Atlantic Monthly, p. 141-3 ran the “Contributor’s Club,” which included two unsigned sketches, “Such as Mother Used to Make,” and “A Song Composed in a Dream.” Wells gives opinions of George Monteiro and Hamlin Hill which suggest that Mark Twain is the author of the second piece [26].
Critic, p. 3 ran a brief anonymous item on Mark Twain’s 67th birthday celebration the previous November. Tenney: “MT ‘is in fine form—that he was never in better form than he is to-day. He is on the top wave of his popularity, and has every reason to be a happy man, except one vital one—the illness of his wife.’ Facing (p.2), portrait: ‘Mark Twain at Sixty-Seven (after the pastel drawn from life by Mr. Everett Shinn and never before published).’” [Tenney: “A Reference Guide Third Annual Supplement,” American Literary Realism, Autumn 1979 p. 188].
Helen Keller’s autobiography, The Story of My Life (1903). See Mar. 10, 1903 entry.
Sam signed a copy of William Henry Drummond’s The Habitant, and Other French-Canadian Poems
(1902): “S.L. Clemens, Riverdale, Jan. 1903” [Gribben 204].

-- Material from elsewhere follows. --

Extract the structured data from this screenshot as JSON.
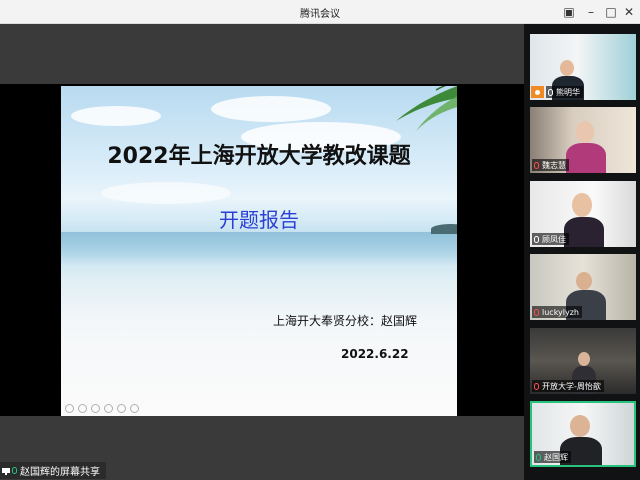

Sam also inscribed his photo to Dr. Henry Moffat. On top: “To Dr. Moffatt—this, with the kindest regards of S.L. Clemens.” Below the photo he added an aphorism from “Puddn’head Wilson’s Calendar”: “Adam was but human — that explains it all. He didn’t eat the apple for the apple’s sake, but only because it was forbidden. The mistake was in not forbidding the serpent: then he would have eaten the serpent. / Truly yours, Mark Twain”
[MTP].
Rev. Minot Judson Savage wrote to Sam and enclosed a copy of his 1902 book, Can Telepathy Explain? Results of Psychical Research: Sam inscribed the book: “From Minot J. Savage. / Riverdale, Jan. 1903. / S.L. Clemens” [Gribben 604; MTP]. Note: Savage had incited a theological dispute on Dec. 21, 1902 when he taught that Jesus Christ was not divine and that the Virgin Birth was myth. In Book II, ch. 7 of Christian Science, Sam referred to this “warm dispute.”